Introduction

As previous chapters in this book have demonstrated, considerable progress has been achieved during the last decade in the study of a variety of developmentally regulated processes that play key roles in lepidopteran insect cell differentiation and organismic development. Recent advances in recombinant DNA methodology have permitted the cloning of many new structural and several regulatory genes encoding DNA binding proteins that may control the transcriptional properties of other genes. In addition, the adaptation of functional assays, such as cell transfection and in vitro transcription, to lepidopteran systems has resulted in the acquisition of significant new information regarding the functional properties of cloned genes. Despite this progress, however, our understanding of the regulatory processes that control differential gene function during cell differentiation or the precise role that specific gene products assume in complex physiological functions that determine normal growth and development remains sketchy.
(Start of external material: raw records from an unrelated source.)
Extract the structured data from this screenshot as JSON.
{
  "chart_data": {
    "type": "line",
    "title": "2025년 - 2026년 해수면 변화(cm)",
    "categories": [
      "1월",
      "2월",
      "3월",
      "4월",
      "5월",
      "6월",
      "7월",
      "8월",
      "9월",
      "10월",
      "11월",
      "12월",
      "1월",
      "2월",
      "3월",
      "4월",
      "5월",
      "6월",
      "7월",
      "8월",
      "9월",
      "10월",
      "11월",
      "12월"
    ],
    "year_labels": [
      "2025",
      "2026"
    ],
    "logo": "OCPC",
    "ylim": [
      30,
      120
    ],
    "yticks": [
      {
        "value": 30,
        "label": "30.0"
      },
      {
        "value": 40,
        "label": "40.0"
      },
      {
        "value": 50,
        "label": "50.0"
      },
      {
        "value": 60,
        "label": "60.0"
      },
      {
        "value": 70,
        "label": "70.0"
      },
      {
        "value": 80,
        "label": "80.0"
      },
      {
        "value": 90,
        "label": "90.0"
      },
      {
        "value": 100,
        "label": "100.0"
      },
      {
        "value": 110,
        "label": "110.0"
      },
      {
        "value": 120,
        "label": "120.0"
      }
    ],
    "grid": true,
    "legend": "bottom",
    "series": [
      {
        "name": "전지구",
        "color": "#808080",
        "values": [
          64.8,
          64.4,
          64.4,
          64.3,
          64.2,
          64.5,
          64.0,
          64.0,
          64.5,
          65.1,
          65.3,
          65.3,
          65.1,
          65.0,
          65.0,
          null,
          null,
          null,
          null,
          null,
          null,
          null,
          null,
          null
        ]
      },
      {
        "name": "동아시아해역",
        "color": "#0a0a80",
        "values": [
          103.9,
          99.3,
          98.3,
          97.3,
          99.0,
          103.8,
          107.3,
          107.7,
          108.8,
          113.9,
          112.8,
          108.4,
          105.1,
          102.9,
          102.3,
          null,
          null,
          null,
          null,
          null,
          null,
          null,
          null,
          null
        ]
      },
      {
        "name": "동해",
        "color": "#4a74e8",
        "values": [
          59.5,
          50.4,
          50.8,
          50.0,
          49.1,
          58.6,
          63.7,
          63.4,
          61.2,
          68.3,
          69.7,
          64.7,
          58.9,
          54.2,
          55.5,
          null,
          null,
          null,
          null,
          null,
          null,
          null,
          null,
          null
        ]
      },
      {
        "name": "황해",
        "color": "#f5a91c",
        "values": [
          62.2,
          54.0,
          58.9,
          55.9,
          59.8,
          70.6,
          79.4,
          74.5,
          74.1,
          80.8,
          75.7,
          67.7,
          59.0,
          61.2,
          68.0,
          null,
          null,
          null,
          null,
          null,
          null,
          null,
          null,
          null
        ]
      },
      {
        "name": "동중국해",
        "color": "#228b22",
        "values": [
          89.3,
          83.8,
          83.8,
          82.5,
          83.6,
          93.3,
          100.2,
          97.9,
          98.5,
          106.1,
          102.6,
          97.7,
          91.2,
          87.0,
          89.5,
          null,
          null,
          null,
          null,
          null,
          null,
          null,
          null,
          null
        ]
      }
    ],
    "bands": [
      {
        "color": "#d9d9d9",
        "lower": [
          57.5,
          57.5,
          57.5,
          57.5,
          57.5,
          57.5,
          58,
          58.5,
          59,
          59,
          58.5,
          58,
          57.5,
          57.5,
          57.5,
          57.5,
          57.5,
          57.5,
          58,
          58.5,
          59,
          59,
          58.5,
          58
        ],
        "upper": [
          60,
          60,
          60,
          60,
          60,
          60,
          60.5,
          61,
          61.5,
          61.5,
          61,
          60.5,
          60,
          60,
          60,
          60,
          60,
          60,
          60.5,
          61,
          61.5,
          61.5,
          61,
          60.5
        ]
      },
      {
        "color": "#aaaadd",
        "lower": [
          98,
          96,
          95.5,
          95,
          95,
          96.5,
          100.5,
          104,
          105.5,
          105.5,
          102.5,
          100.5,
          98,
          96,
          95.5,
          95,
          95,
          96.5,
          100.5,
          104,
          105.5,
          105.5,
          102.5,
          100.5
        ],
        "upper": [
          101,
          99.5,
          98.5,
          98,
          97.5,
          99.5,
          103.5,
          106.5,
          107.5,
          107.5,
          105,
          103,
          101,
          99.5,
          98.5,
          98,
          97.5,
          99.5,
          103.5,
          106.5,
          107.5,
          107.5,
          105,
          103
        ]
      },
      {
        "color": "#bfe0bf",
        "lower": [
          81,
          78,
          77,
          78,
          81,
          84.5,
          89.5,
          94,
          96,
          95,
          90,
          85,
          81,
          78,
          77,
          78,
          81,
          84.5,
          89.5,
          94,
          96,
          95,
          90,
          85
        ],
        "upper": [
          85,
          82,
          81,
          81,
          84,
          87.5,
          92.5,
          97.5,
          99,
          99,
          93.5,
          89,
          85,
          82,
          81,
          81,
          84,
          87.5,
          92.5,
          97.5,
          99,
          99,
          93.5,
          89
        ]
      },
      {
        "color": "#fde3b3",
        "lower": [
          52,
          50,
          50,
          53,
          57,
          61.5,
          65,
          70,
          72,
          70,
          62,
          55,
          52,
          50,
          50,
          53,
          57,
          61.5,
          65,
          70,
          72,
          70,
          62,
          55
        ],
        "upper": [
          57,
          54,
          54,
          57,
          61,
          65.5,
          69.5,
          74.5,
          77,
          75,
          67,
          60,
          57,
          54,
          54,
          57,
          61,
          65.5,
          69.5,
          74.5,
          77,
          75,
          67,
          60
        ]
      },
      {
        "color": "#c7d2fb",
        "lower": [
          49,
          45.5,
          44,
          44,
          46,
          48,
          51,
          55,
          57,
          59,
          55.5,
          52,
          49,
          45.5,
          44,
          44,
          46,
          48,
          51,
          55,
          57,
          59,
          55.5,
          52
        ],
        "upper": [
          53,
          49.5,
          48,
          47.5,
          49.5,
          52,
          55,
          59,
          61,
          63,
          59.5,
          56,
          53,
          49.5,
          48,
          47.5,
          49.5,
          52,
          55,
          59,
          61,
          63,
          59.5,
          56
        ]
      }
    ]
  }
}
This has been due to two main reasons: first, lack of expression systems that could allow introduction of cloned genes into insect cells in vivo and subsequent assessments of the consequences of normal or abnormal gene expression during the lifespan of the organism; and second, difficulty in obtaining pure, physiologically relevant proteins in quantities that can permit the undertaking of extensive biochemical studies.

The importance of in vivo expression systems can be best exemplified by the progress that has been achieved in the fruit fly, Drosophila melanogaster, following the development of P element-based embryo transformation methods (Rubin and Spradling, 1982).